那中年汉子见自己的人连续败在一名少女的手中,已是气愤异常,此时更忍不住冷笑一声道:“我摩天翅不教训你这贱婢,反使你以为除掉赤身魔教之外便无他人了!”两肩幌动,人已入场,和瑾姑面对面站着。
于志敏听那人发言有异,情知必定误会瑾姑是赤身教徒,才引起这场纷争,正待上前问个明白,加以劝解。

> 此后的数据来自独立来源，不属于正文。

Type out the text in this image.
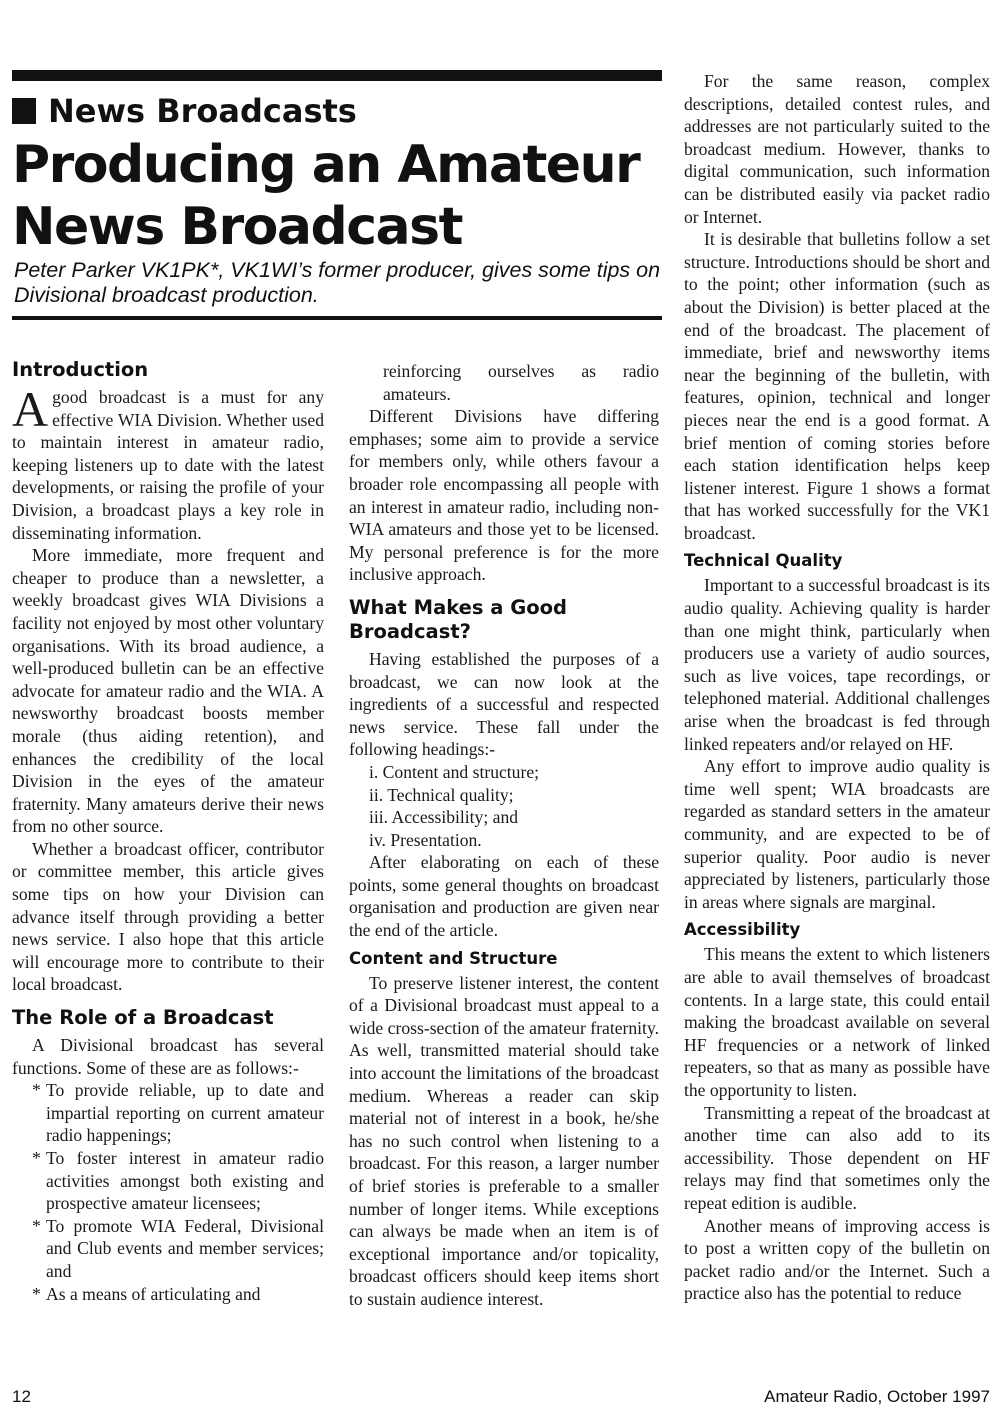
News Broadcasts
Producing an Amateur News Broadcast
Peter Parker VK1PK*, VK1WI’s former producer, gives some tips on Divisional broadcast production.
Introduction

Agood broadcast is a must for any effective WIA Division. Whether used to maintain interest in amateur radio, keeping listeners up to date with the latest developments, or raising the profile of your Division, a broadcast plays a key role in disseminating information.

More immediate, more frequent and cheaper to produce than a newsletter, a weekly broadcast gives WIA Divisions a facility not enjoyed by most other voluntary organisations. With its broad audience, a well-produced bulletin can be an effective advocate for amateur radio and the WIA. A newsworthy broadcast boosts member morale (thus aiding retention), and enhances the credibility of the local Division in the eyes of the amateur fraternity. Many amateurs derive their news from no other source.

Whether a broadcast officer, contributor or committee member, this article gives some tips on how your Division can advance itself through providing a better news service. I also hope that this article will encourage more to contribute to their local broadcast.

The Role of a Broadcast

A Divisional broadcast has several functions. Some of these are as follows:-

* To provide reliable, up to date and impartial reporting on current amateur radio happenings;
* To foster interest in amateur radio activities amongst both existing and prospective amateur licensees;
* To promote WIA Federal, Divisional and Club events and member services; and
* As a means of articulating and

reinforcing ourselves as radio amateurs.

Different Divisions have differing emphases; some aim to provide a service for members only, while others favour a broader role encompassing all people with an interest in amateur radio, including non-WIA amateurs and those yet to be licensed. My personal preference is for the more inclusive approach.

What Makes a Good Broadcast?

Having established the purposes of a broadcast, we can now look at the ingredients of a successful and respected news service. These fall under the following headings:-

i. Content and structure;
ii. Technical quality;
iii. Accessibility; and
iv. Presentation.

After elaborating on each of these points, some general thoughts on broadcast organisation and production are given near the end of the article.

Content and Structure

To preserve listener interest, the content of a Divisional broadcast must appeal to a wide cross-section of the amateur fraternity. As well, transmitted material should take into account the limitations of the broadcast medium. Whereas a reader can skip material not of interest in a book, he/she has no such control when listening to a broadcast. For this reason, a larger number of brief stories is preferable to a smaller number of longer items. While exceptions can always be made when an item is of exceptional importance and/or topicality, broadcast officers should keep items short to sustain audience interest.

For the same reason, complex descriptions, detailed contest rules, and addresses are not particularly suited to the broadcast medium. However, thanks to digital communication, such information can be distributed easily via packet radio or Internet.

It is desirable that bulletins follow a set structure. Introductions should be short and to the point; other information (such as about the Division) is better placed at the end of the broadcast. The placement of immediate, brief and newsworthy items near the beginning of the bulletin, with features, opinion, technical and longer pieces near the end is a good format. A brief mention of coming stories before each station identification helps keep listener interest. Figure 1 shows a format that has worked successfully for the VK1 broadcast.

Technical Quality

Important to a successful broadcast is its audio quality. Achieving quality is harder than one might think, particularly when producers use a variety of audio sources, such as live voices, tape recordings, or telephoned material. Additional challenges arise when the broadcast is fed through linked repeaters and/or relayed on HF.

Any effort to improve audio quality is time well spent; WIA broadcasts are regarded as standard setters in the amateur community, and are expected to be of superior quality. Poor audio is never appreciated by listeners, particularly those in areas where signals are marginal.

Accessibility

This means the extent to which listeners are able to avail themselves of broadcast contents. In a large state, this could entail making the broadcast available on several HF frequencies or a network of linked repeaters, so that as many as possible have the opportunity to listen.

Transmitting a repeat of the broadcast at another time can also add to its accessibility. Those dependent on HF relays may find that sometimes only the repeat edition is audible.

Another means of improving access is to post a written copy of the bulletin on packet radio and/or the Internet. Such a practice also has the potential to reduce

12	Amateur Radio, October 1997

瑾姑已还那个人几声冷笑道:“亏你还敢报名唤号哩,谁是赤身教的人,难道你没有眼睛看?”这几句话,可把那汉子搅得糊涂了,朝于王两人一瞥,又指着插在地上的那枝神龙杖道:“你不是赤身魔教的,为什么拿着皓首神龙的神龙杖?”
王紫霜不禁微“噫”一声,瞥于志敏一眼道:“这人敢情和盛华那厮有过梁子?”于志敏点点头,还未做声,已听瑾姑骂道:“什么神龙杖不神龙杖,难道是捡得来的都不行吗?”
那汉子满脸不屑的神情,冷笑道:“捡的?没那么容易的事吧?你再捡一枝给我瞧瞧!”
瑾姑“呸”一声道:“凭你也配支使人!我说是捡来的,就是捡来的,为什么要捡给你看?”
那汉子怒道:“我偏要看你配不配捡盛华的神龙杖!”一幌肩,又上前数尺,双掌一沉,就要发招。
于志敏喝一声:“且慢!”一闪间,已挡在此人中间,丁瑾姑见是他抢了进来,只得闪退一边。
那汉子只见喝声未已,自己的面前已闪出一条白衣人影,慌忙退后丈余,定睛一看,原来是站在场外的少年,虽?